Last night was an exception as Lindsay and I trotted off to see the WAAPA production of Unidentified Human Remains and the True Nature of Love. Despite Lindsay having (allegedly) written a story on the production neither of us had any idea what to expect, other than the promise of full frontal nudity.
That was how we walked into the wrong theatre.
"It looks like we've wandered onto the set of Fame," Lindsay said as we sat down. Indeed it did. Dancers limbering up on stage? An orchestra tuning up for... something? Schoolchildren in the front row? "Surely this is a bit risque for kids?" I said, feeling about 105 years old as I said it. Lindsay didn't answer because she had just caught a glimpse of our neighbour's program. We were in the theatre for a WAAPA production of West Side Story.
A few embarrassing minutes later we were in the right theatre for the right show, debating whether or not we would have run out when the overture started and the strains of Maria brought the truth home to us.

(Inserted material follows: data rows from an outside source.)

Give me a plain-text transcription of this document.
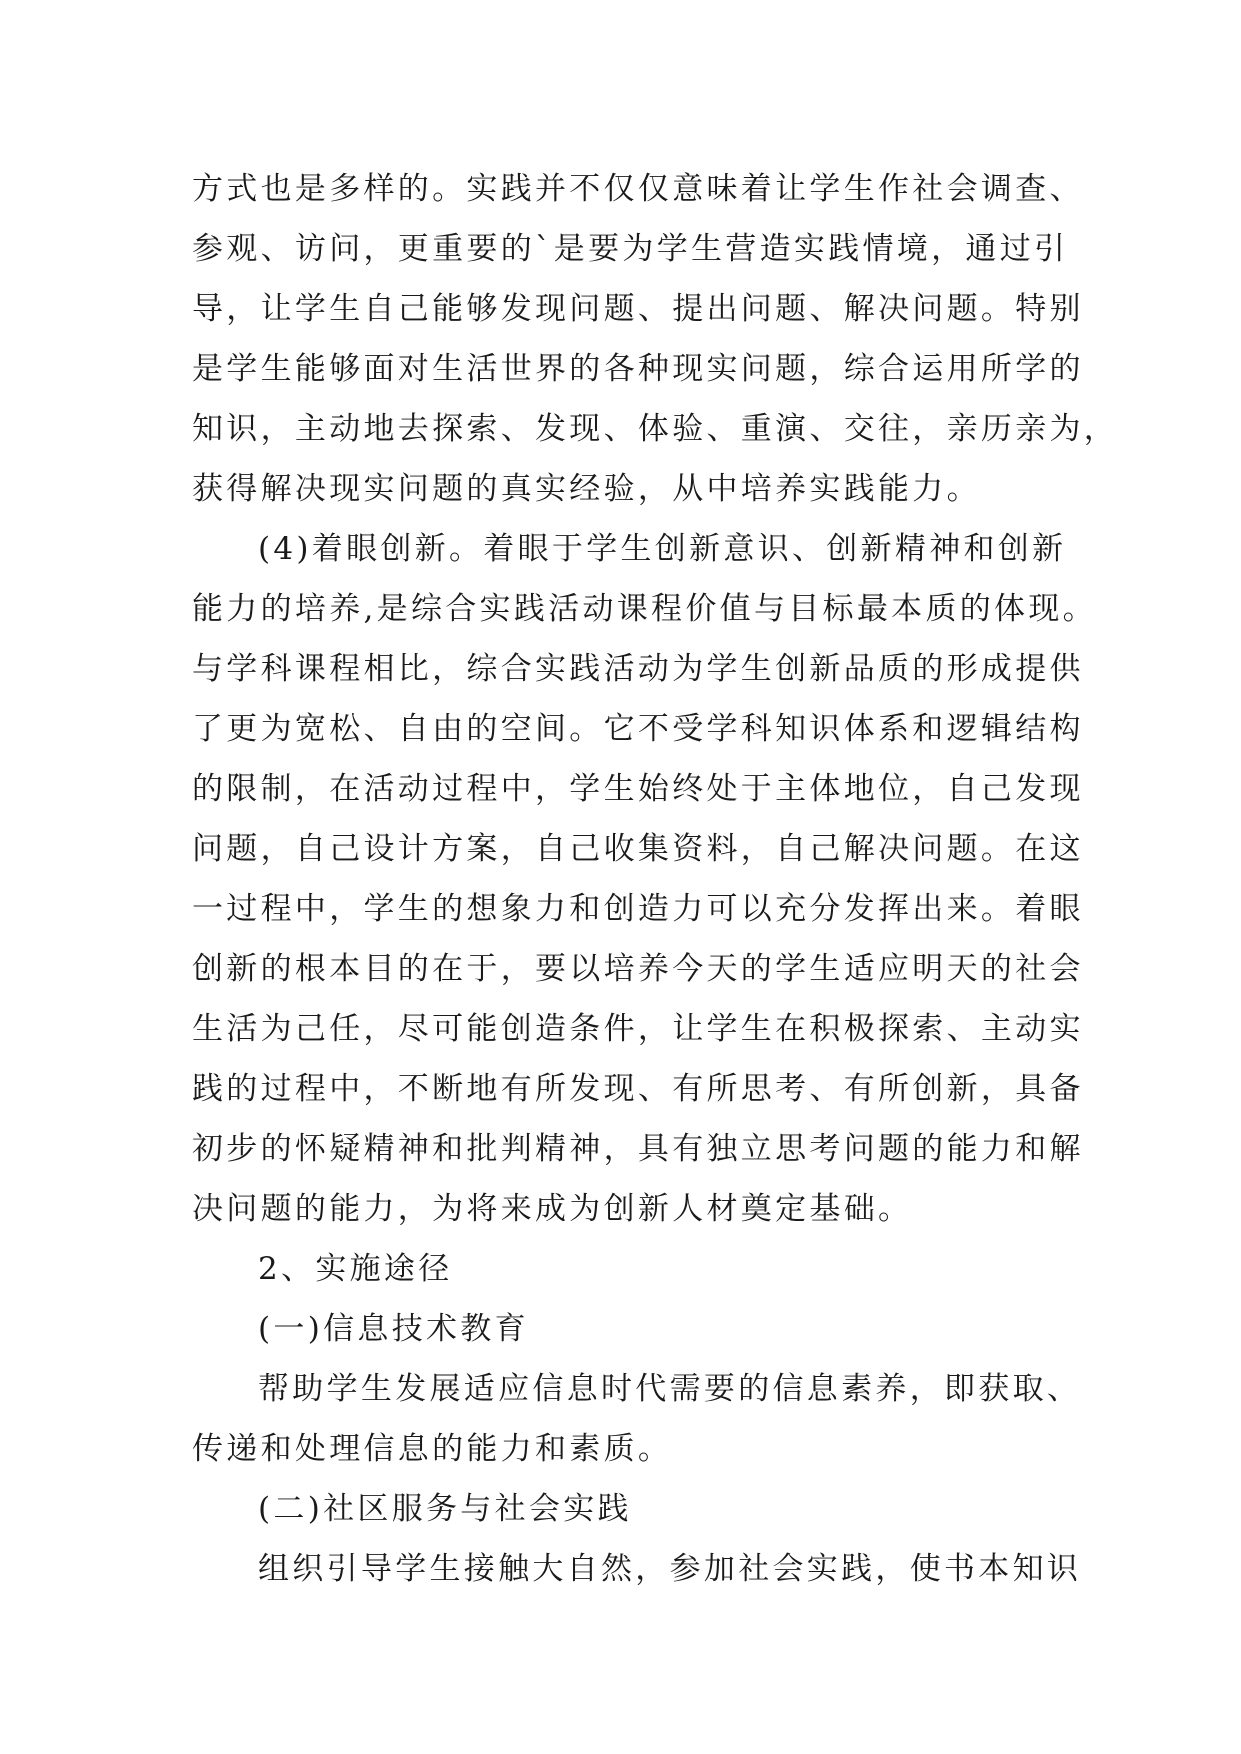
方式也是多样的。实践并不仅仅意味着让学生作社会调查、
参观、访问，更重要的`是要为学生营造实践情境，通过引
导，让学生自己能够发现问题、提出问题、解决问题。特别
是学生能够面对生活世界的各种现实问题，综合运用所学的
知识，主动地去探索、发现、体验、重演、交往，亲历亲为，
获得解决现实问题的真实经验，从中培养实践能力。
(4)着眼创新。着眼于学生创新意识、创新精神和创新
能力的培养,是综合实践活动课程价值与目标最本质的体现。
与学科课程相比，综合实践活动为学生创新品质的形成提供
了更为宽松、自由的空间。它不受学科知识体系和逻辑结构
的限制，在活动过程中，学生始终处于主体地位，自己发现
问题，自己设计方案，自己收集资料，自己解决问题。在这
一过程中，学生的想象力和创造力可以充分发挥出来。着眼
创新的根本目的在于，要以培养今天的学生适应明天的社会
生活为己任，尽可能创造条件，让学生在积极探索、主动实
践的过程中，不断地有所发现、有所思考、有所创新，具备
初步的怀疑精神和批判精神，具有独立思考问题的能力和解
决问题的能力，为将来成为创新人材奠定基础。
2、实施途径
(一)信息技术教育
帮助学生发展适应信息时代需要的信息素养，即获取、
传递和处理信息的能力和素质。
(二)社区服务与社会实践
组织引导学生接触大自然，参加社会实践，使书本知识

The very idea of drama students irritates me. I didn't particularly care for the drama crowd at school and that distaste has always sort of stuck around with me. Pretentious wanks, I like to call them, until such time as they prove themselves to be otherwise. So, nudity aside, I was prepared to be coldly indifferent to Human Remains. Instead I found myself drawn into the story - which was basically about relationships with a little serial killer action on the side - almost immediately and, much to my surprise (disappointment?), the acting was almost universally very good.

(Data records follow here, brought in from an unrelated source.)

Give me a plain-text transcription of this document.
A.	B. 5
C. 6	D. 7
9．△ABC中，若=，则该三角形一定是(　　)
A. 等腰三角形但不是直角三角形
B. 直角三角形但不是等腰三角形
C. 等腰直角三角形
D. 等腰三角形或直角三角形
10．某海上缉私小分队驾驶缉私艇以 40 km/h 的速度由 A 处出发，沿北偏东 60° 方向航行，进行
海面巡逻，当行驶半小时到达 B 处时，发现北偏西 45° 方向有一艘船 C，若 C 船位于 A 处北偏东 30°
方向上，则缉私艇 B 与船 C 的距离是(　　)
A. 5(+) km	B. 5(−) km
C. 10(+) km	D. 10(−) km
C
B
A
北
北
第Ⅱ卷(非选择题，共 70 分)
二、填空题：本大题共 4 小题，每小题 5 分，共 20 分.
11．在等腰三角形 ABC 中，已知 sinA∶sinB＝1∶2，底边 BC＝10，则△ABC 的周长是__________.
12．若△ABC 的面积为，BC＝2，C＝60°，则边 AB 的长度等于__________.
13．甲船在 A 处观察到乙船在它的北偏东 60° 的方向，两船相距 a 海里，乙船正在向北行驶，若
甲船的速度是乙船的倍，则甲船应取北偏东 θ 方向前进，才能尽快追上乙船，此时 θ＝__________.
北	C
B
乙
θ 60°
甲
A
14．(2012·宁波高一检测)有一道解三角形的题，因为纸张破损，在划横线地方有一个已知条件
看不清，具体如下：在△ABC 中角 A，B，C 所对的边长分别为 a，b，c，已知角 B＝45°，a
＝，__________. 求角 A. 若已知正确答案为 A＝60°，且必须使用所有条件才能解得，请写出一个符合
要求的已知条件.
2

The guy playing the main character David (Elan Zavelsky) was just amazing and surely destined for future good things, while the guy playing his friend Bernie (Jai Courtney) was great in an unforgiving role. The chicks were all okay but nothing special (god I'm cruel to my own sex) and I've saved the best for last because the blessed playwright or perhaps the director managed to create a character just for me in the form of Kane (Will O'Mahony... call me) who not only sported the particular brand of scruffy con-wearing boy I love but did a pretty job on the ol' acting front too.
Despite the occasional dated feel of a few of the verbal references (the original play was written in 1989) and the odd bit that grated here and there I thought the whole thing was incredibly engaging and very well done. The show ends on Thursday, June 21 (as in tonight, unless any of you are up late and reading this, in which case... um that's weird but nice) and is really worth seeing if you're into that sort of thing.